• Vol. 32 No. 4, 461–465
  • 15 July 2003

Brachiocephalic-Superior Vena Cava Metallic Stenting in Malignant Superior Vena Cava Obstruction



Introduction: We studied the effectiveness of unilateral brachiocephalic (BC)-superior vena cava (SVC) metallic stent therapy in malignant SVC obstruction.

Materials and Methods: From November 1998 to February 2002, SVC stenting was performed in 11 patients with symptomatic malignant SVC obstruction. There were 10 males and 1 female, with a mean age of 64.2 years (range, 37 to 78 years). The computed tomography (CT) scan and superior vena cavogram findings of all patients showed malignant SVC obstruction. Both internal jugular veins were patent in all patients by ultrasound. SVC stenting was performed with Wallstent (Boston Scientific, Minneapolis, MN, USA) in 10 patients and Memotherm stent (Bard angiomed, Wachhausstraße, Germany) in 1 patient. Pressure gradient, duration of the procedure, peri-procedural morbidity and mortality and the general well-being of the patients were reviewed.

Results: SVC stenting was performed at a mean duration of 9.6 days (range, 3 to 30 days) after presentation. All were technically successful with 10 across the right BC-SVC and 1 across the left BC-SVC. There was no peri-procedural morbidity or mortality. The entire procedure was completed at a mean duration of 115 minutes (range, 75 to 225 minutes) with good angiographic and pressure results. Immediate symptomatic relief of SVC syndrome was achieved in 10 patients who had received prompt work-up and stenting 3 to 18 days after presentation. The remaining patient, who received work-up and stenting 30 days after presentation, remained dyspnoeic and died of pneumonia 7 days after the procedure.

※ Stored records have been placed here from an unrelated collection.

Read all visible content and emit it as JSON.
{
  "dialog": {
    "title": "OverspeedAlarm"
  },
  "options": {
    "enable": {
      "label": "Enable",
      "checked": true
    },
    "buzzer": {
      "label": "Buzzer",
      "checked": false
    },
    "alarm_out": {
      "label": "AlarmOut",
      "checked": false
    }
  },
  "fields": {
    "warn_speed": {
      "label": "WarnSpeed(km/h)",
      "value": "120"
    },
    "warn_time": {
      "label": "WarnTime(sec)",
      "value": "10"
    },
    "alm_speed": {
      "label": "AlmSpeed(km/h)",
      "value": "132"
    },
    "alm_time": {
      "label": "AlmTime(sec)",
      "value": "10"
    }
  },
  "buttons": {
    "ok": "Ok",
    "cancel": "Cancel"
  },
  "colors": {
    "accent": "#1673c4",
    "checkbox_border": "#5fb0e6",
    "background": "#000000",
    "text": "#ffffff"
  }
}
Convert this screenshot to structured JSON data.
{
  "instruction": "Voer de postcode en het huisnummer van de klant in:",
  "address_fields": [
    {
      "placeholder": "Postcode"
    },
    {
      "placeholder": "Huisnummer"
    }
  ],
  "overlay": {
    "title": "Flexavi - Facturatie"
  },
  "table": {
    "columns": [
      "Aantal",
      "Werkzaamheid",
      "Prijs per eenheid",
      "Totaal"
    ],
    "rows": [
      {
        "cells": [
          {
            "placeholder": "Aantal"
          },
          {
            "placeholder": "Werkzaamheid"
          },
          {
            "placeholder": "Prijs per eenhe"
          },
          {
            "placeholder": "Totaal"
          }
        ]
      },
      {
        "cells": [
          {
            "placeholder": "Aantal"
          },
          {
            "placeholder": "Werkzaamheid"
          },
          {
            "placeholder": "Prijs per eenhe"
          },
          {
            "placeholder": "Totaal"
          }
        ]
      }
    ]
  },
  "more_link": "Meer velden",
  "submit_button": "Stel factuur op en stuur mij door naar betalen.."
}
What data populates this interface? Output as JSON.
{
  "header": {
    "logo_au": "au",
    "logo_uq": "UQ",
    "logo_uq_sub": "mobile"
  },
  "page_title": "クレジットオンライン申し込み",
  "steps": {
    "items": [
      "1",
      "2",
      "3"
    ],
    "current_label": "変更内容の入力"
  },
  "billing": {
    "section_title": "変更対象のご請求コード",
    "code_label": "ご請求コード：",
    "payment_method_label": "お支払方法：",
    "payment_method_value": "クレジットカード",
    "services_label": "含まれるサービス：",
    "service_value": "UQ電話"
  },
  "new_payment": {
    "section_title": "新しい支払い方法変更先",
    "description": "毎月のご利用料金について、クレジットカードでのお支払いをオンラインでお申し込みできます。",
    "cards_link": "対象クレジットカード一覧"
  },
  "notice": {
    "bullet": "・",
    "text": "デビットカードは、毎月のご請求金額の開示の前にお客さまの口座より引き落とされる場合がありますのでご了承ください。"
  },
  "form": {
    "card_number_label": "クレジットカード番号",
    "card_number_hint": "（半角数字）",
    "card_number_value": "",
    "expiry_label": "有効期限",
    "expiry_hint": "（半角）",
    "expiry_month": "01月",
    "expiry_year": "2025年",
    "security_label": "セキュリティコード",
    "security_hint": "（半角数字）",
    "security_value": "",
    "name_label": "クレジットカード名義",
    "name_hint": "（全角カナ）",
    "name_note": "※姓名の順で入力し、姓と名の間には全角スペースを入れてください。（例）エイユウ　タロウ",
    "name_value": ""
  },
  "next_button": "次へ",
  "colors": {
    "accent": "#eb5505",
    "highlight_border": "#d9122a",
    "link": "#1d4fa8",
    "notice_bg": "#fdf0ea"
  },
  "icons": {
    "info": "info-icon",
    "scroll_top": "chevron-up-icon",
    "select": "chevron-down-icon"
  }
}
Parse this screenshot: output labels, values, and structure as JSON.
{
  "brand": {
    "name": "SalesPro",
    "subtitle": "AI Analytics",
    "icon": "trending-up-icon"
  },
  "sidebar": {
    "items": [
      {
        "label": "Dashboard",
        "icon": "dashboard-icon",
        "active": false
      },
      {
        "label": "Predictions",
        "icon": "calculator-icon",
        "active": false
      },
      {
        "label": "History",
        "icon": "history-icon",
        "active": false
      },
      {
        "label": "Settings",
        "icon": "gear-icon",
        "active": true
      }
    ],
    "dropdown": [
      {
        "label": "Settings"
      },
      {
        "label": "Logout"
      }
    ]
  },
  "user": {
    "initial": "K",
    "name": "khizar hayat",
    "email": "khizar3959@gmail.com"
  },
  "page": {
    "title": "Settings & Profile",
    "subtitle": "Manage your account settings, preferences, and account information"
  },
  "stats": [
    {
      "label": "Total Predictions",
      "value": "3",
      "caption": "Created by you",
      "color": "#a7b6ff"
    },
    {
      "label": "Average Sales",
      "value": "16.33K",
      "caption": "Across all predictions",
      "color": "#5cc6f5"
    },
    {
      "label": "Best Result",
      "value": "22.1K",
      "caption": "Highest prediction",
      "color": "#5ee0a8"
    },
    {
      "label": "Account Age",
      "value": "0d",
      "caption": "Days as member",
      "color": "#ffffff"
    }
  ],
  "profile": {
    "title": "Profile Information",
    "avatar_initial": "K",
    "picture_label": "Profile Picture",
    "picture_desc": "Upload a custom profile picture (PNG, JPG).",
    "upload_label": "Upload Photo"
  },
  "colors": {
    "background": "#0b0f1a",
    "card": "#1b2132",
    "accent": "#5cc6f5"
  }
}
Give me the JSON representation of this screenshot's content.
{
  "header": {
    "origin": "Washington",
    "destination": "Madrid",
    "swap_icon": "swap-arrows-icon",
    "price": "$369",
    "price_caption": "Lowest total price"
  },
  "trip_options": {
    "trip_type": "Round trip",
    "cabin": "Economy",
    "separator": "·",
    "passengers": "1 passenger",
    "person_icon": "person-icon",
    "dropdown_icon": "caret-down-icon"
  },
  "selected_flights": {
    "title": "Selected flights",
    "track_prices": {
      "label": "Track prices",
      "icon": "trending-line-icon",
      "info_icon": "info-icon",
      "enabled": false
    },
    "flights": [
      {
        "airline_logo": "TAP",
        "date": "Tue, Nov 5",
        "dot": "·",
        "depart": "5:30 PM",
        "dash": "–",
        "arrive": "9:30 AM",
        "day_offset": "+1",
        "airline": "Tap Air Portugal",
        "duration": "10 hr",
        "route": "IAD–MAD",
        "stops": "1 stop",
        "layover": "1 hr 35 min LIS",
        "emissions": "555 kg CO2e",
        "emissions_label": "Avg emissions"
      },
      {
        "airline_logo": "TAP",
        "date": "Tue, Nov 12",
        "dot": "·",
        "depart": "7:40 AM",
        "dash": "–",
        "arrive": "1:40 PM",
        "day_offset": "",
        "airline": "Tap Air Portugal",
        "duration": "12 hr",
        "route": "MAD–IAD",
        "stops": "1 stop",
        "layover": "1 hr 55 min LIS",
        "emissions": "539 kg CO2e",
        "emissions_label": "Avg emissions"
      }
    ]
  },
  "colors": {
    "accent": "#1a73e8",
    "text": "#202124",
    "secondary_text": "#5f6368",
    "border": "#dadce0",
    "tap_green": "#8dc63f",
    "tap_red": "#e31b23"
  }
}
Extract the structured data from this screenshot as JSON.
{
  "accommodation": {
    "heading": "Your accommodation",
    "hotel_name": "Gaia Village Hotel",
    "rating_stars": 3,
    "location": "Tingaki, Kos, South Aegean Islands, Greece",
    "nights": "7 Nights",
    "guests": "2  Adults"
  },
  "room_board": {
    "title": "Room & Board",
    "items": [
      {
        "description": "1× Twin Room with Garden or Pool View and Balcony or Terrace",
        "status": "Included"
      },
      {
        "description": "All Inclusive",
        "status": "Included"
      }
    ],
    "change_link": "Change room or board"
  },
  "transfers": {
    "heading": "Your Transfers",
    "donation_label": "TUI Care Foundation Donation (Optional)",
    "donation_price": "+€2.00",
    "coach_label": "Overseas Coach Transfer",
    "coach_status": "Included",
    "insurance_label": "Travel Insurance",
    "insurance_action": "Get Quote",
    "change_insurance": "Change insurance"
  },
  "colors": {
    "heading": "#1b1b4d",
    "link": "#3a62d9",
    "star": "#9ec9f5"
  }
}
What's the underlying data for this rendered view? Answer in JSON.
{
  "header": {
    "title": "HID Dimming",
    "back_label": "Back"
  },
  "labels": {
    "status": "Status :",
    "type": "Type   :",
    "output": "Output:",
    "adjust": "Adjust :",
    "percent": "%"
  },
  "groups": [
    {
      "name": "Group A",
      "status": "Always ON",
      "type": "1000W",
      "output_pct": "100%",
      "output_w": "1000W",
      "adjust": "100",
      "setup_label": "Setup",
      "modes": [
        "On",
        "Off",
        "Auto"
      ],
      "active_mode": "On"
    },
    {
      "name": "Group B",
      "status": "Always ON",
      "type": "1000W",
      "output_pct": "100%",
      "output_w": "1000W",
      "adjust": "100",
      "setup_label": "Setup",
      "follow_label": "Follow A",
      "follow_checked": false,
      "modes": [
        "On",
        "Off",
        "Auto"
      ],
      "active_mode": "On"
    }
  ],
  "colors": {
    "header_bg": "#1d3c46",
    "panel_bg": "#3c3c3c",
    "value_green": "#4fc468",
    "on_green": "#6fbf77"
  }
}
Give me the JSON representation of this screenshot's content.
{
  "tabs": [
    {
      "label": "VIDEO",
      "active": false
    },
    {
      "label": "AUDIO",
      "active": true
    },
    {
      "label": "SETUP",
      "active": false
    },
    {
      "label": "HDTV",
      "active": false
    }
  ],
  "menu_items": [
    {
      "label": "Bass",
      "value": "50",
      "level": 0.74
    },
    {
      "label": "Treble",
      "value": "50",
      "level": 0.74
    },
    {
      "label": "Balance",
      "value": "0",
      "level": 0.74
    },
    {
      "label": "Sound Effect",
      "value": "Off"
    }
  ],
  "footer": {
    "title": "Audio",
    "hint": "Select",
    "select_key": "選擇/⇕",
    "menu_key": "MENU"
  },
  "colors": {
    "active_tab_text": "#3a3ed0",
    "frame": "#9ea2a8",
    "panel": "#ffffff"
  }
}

Conclusion: Unilateral BC-SVC metallic stenting is an effective measure in malignant SVC obstruction. Prompt pre-stenting work-up and stenting are recommended to achieve a longer symptomatic relief period.

A large majority of superior vena cava (SVC) syndrome is caused by malignancy (74% to 95%). This can either be due to direct SVC invasion or secondary to extrinsic compression.